Returning to the arms of an old lover

It’s hard to completely ignore the dominant mood of the week: Love is in the air. That’s the reason for this column’s title. It is not about romantic love, though, but about our country’s colorful relationship with an old lover, the United States of America.

It’s a relationship that has been marked by alternating feelings of unrequited love and insufficient affirmations of loyalty, and profuse assurances about rekindling those “special relations” and earnest promises of making up for lost time.

Six years after Rodrigo Duterte’s self-proclaimed pivot to China, the abiding suitor next door who has prospered and repeatedly come knocking at our door bearing gifts, President Marcos Jr. has wasted no time putting that brief fling in perspective, while professing the nation’s undying affection for its old flame America.

On Sept. 22, 2022, US President Biden met briefly with Mr. Marcos who arrived in the US (for the first time since the Marcos family’s exile to Hawaii) to attend the United Nations General Assembly. Welcoming the Philippine delegation, Biden said: “We’ve had some rocky times, but the fact is it’s a critical, critical relationship, from our perspective. I hope you feel the same way.”

Mr. Marcos said the expected things about the current challenges posed by geopolitical issues and the need to ensure peace and stability in the region. But he made sure to end his brief remarks with an emphatic assurance: “We are your partners. We are your allies. We are your friends. And in like fashion, we have always considered the United States our partner, our ally, and our friend.”

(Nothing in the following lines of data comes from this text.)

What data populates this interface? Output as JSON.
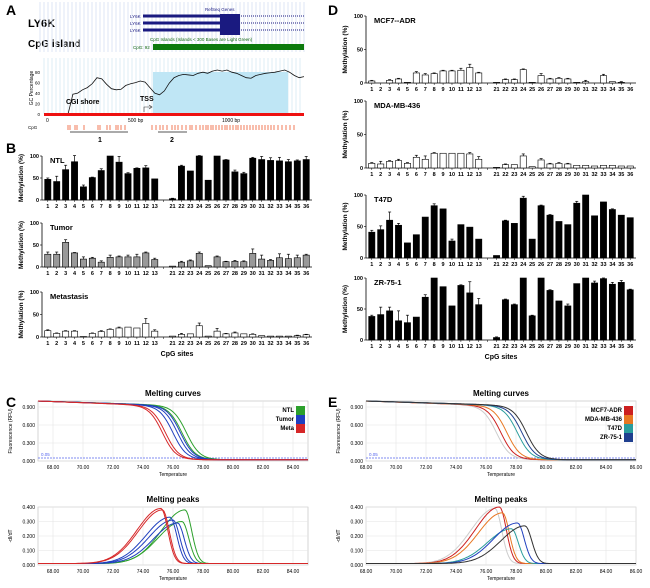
{
  "panels": {
    "A": "A",
    "B": "B",
    "C": "C",
    "D": "D",
    "E": "E"
  },
  "panelA": {
    "gene_label": "LY6K",
    "cgi_label": "CpG island",
    "refseq_title": "RefSeq Genes",
    "transcripts": [
      "LY6K",
      "LY6K",
      "LY6K"
    ],
    "cgi_track_title": "CpG Islands (Islands < 300 Bases are Light Green)",
    "cgi_track_label": "CpG: 92",
    "gc_ylabel": "GC Percentage",
    "gc_yticks": [
      "0",
      "20",
      "40",
      "60",
      "80"
    ],
    "gc_xticks": [
      "0",
      "500 bp",
      "1000 bp"
    ],
    "shore_label": "CGI shore",
    "tss_label": "TSS",
    "cpg_row_label": "CpG",
    "amplicons": [
      "1",
      "2"
    ]
  },
  "chart_data": [
    {
      "type": "bar",
      "panel": "B",
      "title": "NTL",
      "ylabel": "Methylation (%)",
      "xlabel": "",
      "ylim": [
        0,
        100
      ],
      "yticks": [
        "0",
        "50",
        "100"
      ],
      "bar_color": "#000000",
      "categories": [
        "1",
        "2",
        "3",
        "4",
        "5",
        "6",
        "7",
        "8",
        "9",
        "10",
        "11",
        "12",
        "13",
        "",
        "21",
        "22",
        "23",
        "24",
        "25",
        "26",
        "27",
        "28",
        "29",
        "30",
        "31",
        "32",
        "33",
        "34",
        "35",
        "36"
      ],
      "values": [
        47,
        42,
        69,
        87,
        30,
        51,
        67,
        100,
        86,
        60,
        72,
        73,
        48,
        null,
        3,
        77,
        66,
        100,
        45,
        100,
        91,
        64,
        60,
        95,
        92,
        90,
        89,
        87,
        89,
        92
      ],
      "errors": [
        3,
        12,
        10,
        14,
        4,
        1,
        4,
        0,
        13,
        2,
        1,
        5,
        0,
        null,
        1,
        2,
        0,
        1,
        0,
        0,
        1,
        4,
        3,
        2,
        7,
        6,
        8,
        5,
        2,
        7
      ]
    },
    {
      "type": "bar",
      "panel": "B",
      "title": "Tumor",
      "ylabel": "Methylation (%)",
      "xlabel": "",
      "ylim": [
        0,
        100
      ],
      "yticks": [
        "0",
        "50",
        "100"
      ],
      "bar_color": "#999999",
      "categories": [
        "1",
        "2",
        "3",
        "4",
        "5",
        "6",
        "7",
        "8",
        "9",
        "10",
        "11",
        "12",
        "13",
        "",
        "21",
        "22",
        "23",
        "24",
        "25",
        "26",
        "27",
        "28",
        "29",
        "30",
        "31",
        "32",
        "33",
        "34",
        "35",
        "36"
      ],
      "values": [
        29,
        29,
        56,
        32,
        18,
        20,
        11,
        22,
        23,
        23,
        23,
        32,
        17,
        null,
        2,
        11,
        14,
        31,
        3,
        23,
        12,
        13,
        12,
        31,
        18,
        15,
        21,
        19,
        21,
        27
      ],
      "errors": [
        5,
        5,
        6,
        1,
        5,
        2,
        3,
        5,
        2,
        4,
        6,
        2,
        3,
        null,
        0,
        2,
        2,
        3,
        0,
        2,
        1,
        2,
        2,
        10,
        9,
        2,
        9,
        10,
        6,
        2
      ],
      "xlabel_shown": false
    },
    {
      "type": "bar",
      "panel": "B",
      "title": "Metastasis",
      "ylabel": "Methylation (%)",
      "xlabel": "CpG sites",
      "ylim": [
        0,
        100
      ],
      "yticks": [
        "0",
        "50",
        "100"
      ],
      "bar_color": "#ffffff",
      "categories": [
        "1",
        "2",
        "3",
        "4",
        "5",
        "6",
        "7",
        "8",
        "9",
        "10",
        "11",
        "12",
        "13",
        "",
        "21",
        "22",
        "23",
        "24",
        "25",
        "26",
        "27",
        "28",
        "29",
        "30",
        "31",
        "32",
        "33",
        "34",
        "35",
        "36"
      ],
      "values": [
        14,
        8,
        13,
        13,
        1,
        8,
        12,
        17,
        20,
        22,
        20,
        30,
        13,
        null,
        2,
        6,
        7,
        25,
        2,
        13,
        7,
        9,
        7,
        6,
        3,
        2,
        2,
        2,
        3,
        5
      ],
      "errors": [
        2,
        1,
        1,
        1,
        0,
        1,
        2,
        1,
        2,
        0,
        0,
        11,
        3,
        null,
        0,
        2,
        0,
        6,
        0,
        6,
        1,
        2,
        0,
        1,
        0,
        0,
        0,
        0,
        1,
        1
      ]
    },
    {
      "type": "bar",
      "panel": "D",
      "title": "MCF7--ADR",
      "ylabel": "Methylation (%)",
      "xlabel": "",
      "ylim": [
        0,
        100
      ],
      "yticks": [
        "0",
        "50",
        "100"
      ],
      "bar_color": "#ffffff",
      "categories": [
        "1",
        "2",
        "3",
        "4",
        "5",
        "6",
        "7",
        "8",
        "9",
        "10",
        "11",
        "12",
        "13",
        "",
        "21",
        "22",
        "23",
        "24",
        "25",
        "26",
        "27",
        "28",
        "29",
        "30",
        "31",
        "32",
        "33",
        "34",
        "35",
        "36"
      ],
      "values": [
        3,
        0,
        4,
        6,
        1,
        15,
        12,
        14,
        18,
        18,
        19,
        23,
        15,
        null,
        1,
        5,
        5,
        20,
        1,
        11,
        6,
        7,
        6,
        1,
        2,
        0,
        11,
        2,
        1,
        0
      ],
      "errors": [
        1,
        0,
        1,
        1,
        0,
        2,
        2,
        1,
        1,
        1,
        3,
        5,
        1,
        null,
        0,
        1,
        1,
        1,
        0,
        3,
        1,
        1,
        1,
        0,
        2,
        0,
        2,
        0,
        1,
        0
      ]
    },
    {
      "type": "bar",
      "panel": "D",
      "title": "MDA-MB-436",
      "ylabel": "Methylation (%)",
      "xlabel": "",
      "ylim": [
        0,
        100
      ],
      "yticks": [
        "0",
        "50",
        "100"
      ],
      "bar_color": "#ffffff",
      "categories": [
        "1",
        "2",
        "3",
        "4",
        "5",
        "6",
        "7",
        "8",
        "9",
        "10",
        "11",
        "12",
        "13",
        "",
        "21",
        "22",
        "23",
        "24",
        "25",
        "26",
        "27",
        "28",
        "29",
        "30",
        "31",
        "32",
        "33",
        "34",
        "35",
        "36"
      ],
      "values": [
        7,
        6,
        10,
        11,
        7,
        16,
        13,
        22,
        22,
        22,
        22,
        21,
        13,
        null,
        1,
        5,
        5,
        18,
        2,
        12,
        6,
        7,
        6,
        4,
        4,
        3,
        4,
        4,
        3,
        3
      ],
      "errors": [
        1,
        4,
        1,
        2,
        1,
        3,
        5,
        1,
        0,
        0,
        0,
        2,
        4,
        null,
        0,
        1,
        0,
        3,
        0,
        2,
        1,
        1,
        1,
        0,
        0,
        0,
        0,
        0,
        0,
        0
      ]
    },
    {
      "type": "bar",
      "panel": "D",
      "title": "T47D",
      "ylabel": "Methylation (%)",
      "xlabel": "",
      "ylim": [
        0,
        100
      ],
      "yticks": [
        "0",
        "50",
        "100"
      ],
      "bar_color": "#000000",
      "categories": [
        "1",
        "2",
        "3",
        "4",
        "5",
        "6",
        "7",
        "8",
        "9",
        "10",
        "11",
        "12",
        "13",
        "",
        "21",
        "22",
        "23",
        "24",
        "25",
        "26",
        "27",
        "28",
        "29",
        "30",
        "31",
        "32",
        "33",
        "34",
        "35",
        "36"
      ],
      "values": [
        41,
        45,
        60,
        52,
        24,
        37,
        65,
        83,
        78,
        27,
        53,
        49,
        30,
        null,
        4,
        59,
        55,
        95,
        30,
        83,
        68,
        58,
        53,
        87,
        100,
        67,
        89,
        77,
        68,
        64
      ],
      "errors": [
        3,
        6,
        13,
        3,
        0,
        0,
        0,
        3,
        0,
        3,
        0,
        0,
        0,
        null,
        0,
        1,
        0,
        3,
        0,
        1,
        1,
        0,
        0,
        3,
        0,
        0,
        0,
        1,
        0,
        0
      ]
    },
    {
      "type": "bar",
      "panel": "D",
      "title": "ZR-75-1",
      "ylabel": "Methylation (%)",
      "xlabel": "CpG sites",
      "ylim": [
        0,
        100
      ],
      "yticks": [
        "0",
        "50",
        "100"
      ],
      "bar_color": "#000000",
      "categories": [
        "1",
        "2",
        "3",
        "4",
        "5",
        "6",
        "7",
        "8",
        "9",
        "10",
        "11",
        "12",
        "13",
        "",
        "21",
        "22",
        "23",
        "24",
        "25",
        "26",
        "27",
        "28",
        "29",
        "30",
        "31",
        "32",
        "33",
        "34",
        "35",
        "36"
      ],
      "values": [
        38,
        41,
        47,
        31,
        28,
        37,
        69,
        100,
        86,
        55,
        88,
        76,
        57,
        null,
        4,
        65,
        57,
        100,
        39,
        100,
        80,
        63,
        55,
        91,
        100,
        92,
        99,
        90,
        93,
        81
      ],
      "errors": [
        2,
        12,
        6,
        16,
        12,
        0,
        4,
        0,
        0,
        0,
        1,
        18,
        10,
        null,
        1,
        1,
        1,
        0,
        1,
        0,
        1,
        0,
        3,
        0,
        0,
        3,
        1,
        3,
        3,
        1
      ]
    },
    {
      "type": "line",
      "panel": "C",
      "title": "Melting curves",
      "xlabel": "Temperature",
      "ylabel": "Fluorescence (RFU)",
      "xlim": [
        67,
        85
      ],
      "ylim": [
        0,
        1.0
      ],
      "xticks": [
        "68.00",
        "70.00",
        "72.00",
        "74.00",
        "76.00",
        "78.00",
        "80.00",
        "82.00",
        "84.00"
      ],
      "yticks": [
        "0.000",
        "0.300",
        "0.600",
        "0.900"
      ],
      "threshold": {
        "value": 0.05,
        "label": "0.05"
      },
      "legend": "top-right",
      "series": [
        {
          "name": "NTL",
          "color": "#2ca02c",
          "tm": [
            76.6,
            76.9
          ]
        },
        {
          "name": "Tumor",
          "color": "#1f3fbf",
          "tm": [
            76.0,
            76.3,
            76.5
          ]
        },
        {
          "name": "Meta",
          "color": "#d62728",
          "tm": [
            75.3,
            75.5
          ]
        }
      ]
    },
    {
      "type": "line",
      "panel": "C",
      "title": "Melting peaks",
      "xlabel": "Temperature",
      "ylabel": "-dI/dT",
      "xlim": [
        67,
        85
      ],
      "ylim": [
        0,
        0.4
      ],
      "xticks": [
        "68.00",
        "70.00",
        "72.00",
        "74.00",
        "76.00",
        "78.00",
        "80.00",
        "82.00",
        "84.00"
      ],
      "yticks": [
        "0.000",
        "0.100",
        "0.200",
        "0.300",
        "0.400"
      ],
      "series": [
        {
          "name": "NTL",
          "color": "#2ca02c",
          "peaks": [
            [
              76.8,
              0.37
            ],
            [
              76.6,
              0.29
            ]
          ]
        },
        {
          "name": "Tumor",
          "color": "#1f3fbf",
          "peaks": [
            [
              75.8,
              0.32
            ],
            [
              76.0,
              0.3
            ],
            [
              76.3,
              0.28
            ]
          ]
        },
        {
          "name": "Meta",
          "color": "#d62728",
          "peaks": [
            [
              75.2,
              0.38
            ],
            [
              75.3,
              0.37
            ]
          ]
        }
      ]
    },
    {
      "type": "line",
      "panel": "E",
      "title": "Melting curves",
      "xlabel": "Temperature",
      "ylabel": "Fluorescence (RFU)",
      "xlim": [
        68,
        86
      ],
      "ylim": [
        0,
        1.0
      ],
      "xticks": [
        "68.00",
        "70.00",
        "72.00",
        "74.00",
        "76.00",
        "78.00",
        "80.00",
        "82.00",
        "84.00",
        "86.00"
      ],
      "yticks": [
        "0.000",
        "0.300",
        "0.600",
        "0.900"
      ],
      "threshold": {
        "value": 0.05,
        "label": "0.05"
      },
      "legend": "top-right",
      "series": [
        {
          "name": "control",
          "color": "#cccccc",
          "tm": [
            76.7
          ],
          "in_legend": false
        },
        {
          "name": "MCF7-ADR",
          "color": "#cc1f1f",
          "tm": [
            77.0
          ]
        },
        {
          "name": "MDA-MB-436",
          "color": "#e87722",
          "tm": [
            77.4
          ]
        },
        {
          "name": "T47D",
          "color": "#2a9d9d",
          "tm": [
            78.1
          ]
        },
        {
          "name": "ZR-75-1",
          "color": "#1f3f8f",
          "tm": [
            78.4
          ]
        },
        {
          "name": "dark",
          "color": "#333333",
          "tm": [
            78.7
          ],
          "in_legend": false
        }
      ]
    },
    {
      "type": "line",
      "panel": "E",
      "title": "Melting peaks",
      "xlabel": "Temperature",
      "ylabel": "-dI/dT",
      "xlim": [
        68,
        86
      ],
      "ylim": [
        0,
        0.4
      ],
      "xticks": [
        "68.00",
        "70.00",
        "72.00",
        "74.00",
        "76.00",
        "78.00",
        "80.00",
        "82.00",
        "84.00",
        "86.00"
      ],
      "yticks": [
        "0.000",
        "0.100",
        "0.200",
        "0.300",
        "0.400"
      ],
      "series": [
        {
          "name": "control",
          "color": "#cccccc",
          "peaks": [
            [
              76.6,
              0.38
            ]
          ]
        },
        {
          "name": "MCF7-ADR",
          "color": "#cc1f1f",
          "peaks": [
            [
              76.9,
              0.39
            ]
          ]
        },
        {
          "name": "MDA-MB-436",
          "color": "#e87722",
          "peaks": [
            [
              77.1,
              0.35
            ]
          ]
        },
        {
          "name": "T47D",
          "color": "#2a9d9d",
          "peaks": [
            [
              77.7,
              0.24
            ]
          ]
        },
        {
          "name": "ZR-75-1",
          "color": "#1f3fbf",
          "peaks": [
            [
              78.1,
              0.28
            ]
          ]
        },
        {
          "name": "dark",
          "color": "#333333",
          "peaks": [
            [
              78.6,
              0.26
            ]
          ]
        }
      ]
    }
  ]
}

In November last year, US Vice President Kamala Harris came to the Philippines for an official visit. Mr. Marcos warmly assured her: “I do not see a future for the Philippines that does not include the United States. And that really has come from the very long relationship that we have had with the US—and, of course, we went through different phases of a relationship. But, since the war, it has just been strengthened in every way.”

After exchanging pleasantries, VP Harris zeroed in on her core message: “Our relationship is based on mutual concerns about security for the region. We are both proud members of the Indo-Pacific. … We stand with you in defense of international rules and norms as it relates to the South China Sea. An armed attack on the Philippines Armed Forces, public vessels, or aircraft in the South China Sea would invoke US mutual defense commitments. And that is an unwavering commitment that we have to the Philippines.”

If truth be told, there’s nothing about these “unwavering” or “ironclad” commitments that cannot be redescribed to make them sound more flexible, i.e., subject to other interpretations. Words mean little in the end. We must learn to regard them with open eyes.

The reference to mutual defense commitments at once struck me as an eerie replay of a scenario in which the dominant partner in this relationship seizes upon the old insecurities of the dependent partner in order to secure acquiescence. In 1951, six years after the end of World War II, the United States led a campaign to get its allies in 47 countries, including the Philippines, to sign the Japan peace treaty or the Treaty of San Francisco. The purpose of the treaty was to officially end the state of war between Japan and the Allied powers and restore Japan’s sovereignty.

The Philippines initially refused to sign the treaty. A host of reasons were given, but the two most important were: one, that the treaty did not adequately address the issue of reparations for the damage and atrocities committed by Japan during its occupation of the Philippines; and two, that the treaty’s provisions regarding the future security of Asia and the Pacific did not guarantee that Japan would not rearm itself and once again pose a threat to peace and stability in the region.

The US-RP Mutual Defense Treaty (MDT) of 1951 was an offshoot of these diplomatic negotiations. According to American historian, Stephen Rosskamm Shalom in his richly documented 1981 book “The United States and the Philippines: A Study of Neocolonialism”: “Washington signed this treaty strictly to get the Philippines to agree to the Japanese peace treaty. United States officials were happy to humor the Philippine government by signing the Mutual Defense Treaty, so long as they did not have to exchange military information with Manila or disturb ‘our present military arrangements in the Philippines which are particularly advantageous to the United States.’”

It is of course wrong to judge relationships by their original intentions. Relationships do evolve. Still, it is no small irony that Mr. Marcos left for a five-day visit to Japan right after agreeing to grant to the US four more Philippine bases for the use of American troops and facilities—in addition to the five already given for the same purpose—in the pursuit of the objectives of the Enhanced Defense Cooperation Agreement, an agreement that draws its legitimacy from the 1951 MDT. The objectives of his Tokyo visit are still waiting to be fully revealed.

For a long time, many Filipinos had felt aggrieved that the US seemed to favor the rehabilitation of its erstwhile enemy Japan over the reconstruction needs of the Philippines, its loyal and steadfast partner. Today, we have come full circle—we have not only accepted a rearmed Japan, but we have also now embraced it as the third partner in what is shaping up as a military ménage à trois.